In a speech that touched both on the economic outlook and the Fed's new policy framework, Powell took pains to note that risks from inflation remain "tilted to the upside," saying that tariff-related inflation pressures "are now clearly visible." "We expect those effects to accumulate over [the] coming months," Powell said, "with high uncertainty about timing and amounts. The question that matters for monetary policy is whether these price increases are likely to materially raise the risk of an ongoing inflation problem." Powell added on inflation that the Fed "will not allow a one-time increase in the price level to become an ongoing inflation problem."So that means Powell and the Fed is aware of what a lot of us have been noticing in the last month – inflation is likely to pick up as companies pass on tariff costs and other higher expenses to consumers.

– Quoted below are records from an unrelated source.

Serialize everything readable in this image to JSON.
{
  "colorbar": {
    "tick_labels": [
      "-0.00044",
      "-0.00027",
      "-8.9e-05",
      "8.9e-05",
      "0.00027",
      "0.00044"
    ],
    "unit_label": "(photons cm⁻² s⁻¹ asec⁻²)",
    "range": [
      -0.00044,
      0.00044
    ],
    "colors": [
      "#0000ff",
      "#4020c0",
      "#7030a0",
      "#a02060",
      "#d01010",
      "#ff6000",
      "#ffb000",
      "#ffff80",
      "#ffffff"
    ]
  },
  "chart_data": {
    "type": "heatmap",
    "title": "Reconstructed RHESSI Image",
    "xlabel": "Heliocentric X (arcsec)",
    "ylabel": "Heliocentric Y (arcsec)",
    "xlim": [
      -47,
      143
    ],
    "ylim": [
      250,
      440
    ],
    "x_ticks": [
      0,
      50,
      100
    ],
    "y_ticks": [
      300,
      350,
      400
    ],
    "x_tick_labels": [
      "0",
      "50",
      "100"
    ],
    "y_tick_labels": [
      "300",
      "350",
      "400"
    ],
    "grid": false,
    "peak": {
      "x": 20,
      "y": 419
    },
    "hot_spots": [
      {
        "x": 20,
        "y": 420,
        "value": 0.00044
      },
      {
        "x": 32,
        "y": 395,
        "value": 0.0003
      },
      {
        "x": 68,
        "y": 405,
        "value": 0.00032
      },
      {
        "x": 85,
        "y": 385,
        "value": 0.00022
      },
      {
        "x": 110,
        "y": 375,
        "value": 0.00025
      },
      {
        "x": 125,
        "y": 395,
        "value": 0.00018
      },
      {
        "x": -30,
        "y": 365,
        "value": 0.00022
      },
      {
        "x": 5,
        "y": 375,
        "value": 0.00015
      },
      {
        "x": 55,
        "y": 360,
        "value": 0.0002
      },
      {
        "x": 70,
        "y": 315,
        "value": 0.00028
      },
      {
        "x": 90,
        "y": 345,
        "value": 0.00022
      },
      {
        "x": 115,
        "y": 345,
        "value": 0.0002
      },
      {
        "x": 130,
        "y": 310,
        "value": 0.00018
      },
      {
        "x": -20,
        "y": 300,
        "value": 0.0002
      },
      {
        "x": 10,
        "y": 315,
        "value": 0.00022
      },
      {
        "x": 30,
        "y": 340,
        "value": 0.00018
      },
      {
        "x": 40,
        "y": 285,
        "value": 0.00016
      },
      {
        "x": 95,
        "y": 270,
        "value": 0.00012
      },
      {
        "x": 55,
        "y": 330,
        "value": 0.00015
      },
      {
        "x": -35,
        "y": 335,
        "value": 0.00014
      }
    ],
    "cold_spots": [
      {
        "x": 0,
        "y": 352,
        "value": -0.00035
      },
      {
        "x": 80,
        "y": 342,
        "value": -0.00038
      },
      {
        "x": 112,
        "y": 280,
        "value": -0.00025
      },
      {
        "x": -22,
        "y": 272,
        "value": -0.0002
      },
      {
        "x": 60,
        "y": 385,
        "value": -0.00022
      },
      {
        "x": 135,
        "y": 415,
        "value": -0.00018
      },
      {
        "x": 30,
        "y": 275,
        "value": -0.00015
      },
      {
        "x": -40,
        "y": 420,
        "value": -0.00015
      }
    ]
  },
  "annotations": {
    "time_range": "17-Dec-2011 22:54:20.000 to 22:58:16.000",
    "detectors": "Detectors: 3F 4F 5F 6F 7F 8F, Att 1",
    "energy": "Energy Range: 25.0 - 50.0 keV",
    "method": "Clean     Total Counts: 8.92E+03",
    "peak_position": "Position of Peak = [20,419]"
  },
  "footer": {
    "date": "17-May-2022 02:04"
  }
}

That was reiterated in an otherwise upbeat survey of businesses by S&P that came out this week, where all sorts of firms reported significant price pressures.
Tariffs were reported as the key driver of further cost increases in August. Companies across both manufacturing and service sectors collectively reported the steepest rise in input prices since May and the second-largest increase since January 2023. Rates of increase accelerated in both sectors. While the manufacturing cost rise was especially large, being the second-steepest since August 2022, the service sector increase was the second-highest since June 2023. Average prices charged for goods and services rose at the sharpest rate since August 2022 as firms passed higher costs on to customers. Although goods price inflation cooled slightly for a second month in a row, it remained among the highest seen over the past three years. Service sector price inflation meanwhile was the sharpest since August 2022.“Highest price inflation since 2022” isn’t something that you want to hear, as year-over-year inflation peaked at 9.1% in June of that year. And much of that 2022 inflation was due to gas being at $4-$5 a gallon back then, not the sub-$3 levels we've been seeing in Wisconsin these days. Would that mean the Fed might they not cut rates next month, when most of us thought they would? Well, there’s the matter of the stalling job market.
On the labor market, Powell noted that the hiring slowdown in recent data, combined with a slowdown in the growth of the labor force, creates "a curious kind of balance that results from a marked slowing in both the supply of and demand for workers." "This unusual situation suggests that downside risks to employment are rising," Powell said. "And if those risks materialize, they can do so quickly in the form of sharply higher layoffs and rising unemployment."Add in a Powell comment about how the Fed was likely to “adjust our policy stance”, and coked-up traders decided they heard what they wanted to hear, and believe that this would allow them to hit a jackpot.
The odds of a September rate cut jumped Friday and U.S. stocks rallied after Federal Reserve Chair Jerome Powell struck a dovish tone in his speech at the central bank’s annual Jackson Hole Symposium. According to federal funds futures trading data, traders now see a nearly 90% chance the Fed lowers rates by 25 basis points on Sept. 17, up from 75% yesterday… Treasury yields tumbled following Powell’s comments. The yield on the 10-year Treasury note, which influences the interest charged on all kinds of consumer loans, dropped about 8 basis points to 4.25%. The benchmark yield has seesawed between 4% and 4.5% for most of the year as investors, like the Fed, waited to see how President Trump’s tariff policies would affect the economy.
Take a guess when Powell’s comments hit the news. So we still expect an interest rate cut to happen, as we did yesterday, whjle the Fed Chair admits that inflation is likely to reignite, and also admits that we could well see recessionary-like jobs numbers coming soon. Maybe I’m just operating in the real world too much and not part of the one that coked-up traders live in, but I don’t see anything that should allow us to think this (lack of?) news is an extra reason to be buying stocks. At this point, all this 900-point gain will do is blow the Price-to-sales Bubble even higher, and make the inevitable deflation of this Bubble larger than it should be. And while I’m not sure we should be cutting rates in September, I figured that the Fed would be doing so, based on public comments and soft economic data in recent weeks. But how would that rate cut change the trajectory of a staling economy? It’s not going to drive wages higher or lead to more hiring. Consumer sentiment has been on the decline and real consumer spending has been flatlining even before tariff-driven inflation hits. I can’t think that gets better as prices rise for the rest of 2025. The real question is whether there will be additional cuts beyond this, or if inflation from tariffs, a cheap dollar, and a lack of labor supply and shortages due to a widespread deportations would quickly end and possibly reverse that loosening cycle. That's what we call stagflation, folks. And that would stymie the Fed, and likely lead to a lot of disappointment from those same Wall Streeters that had a bout of exuberance today.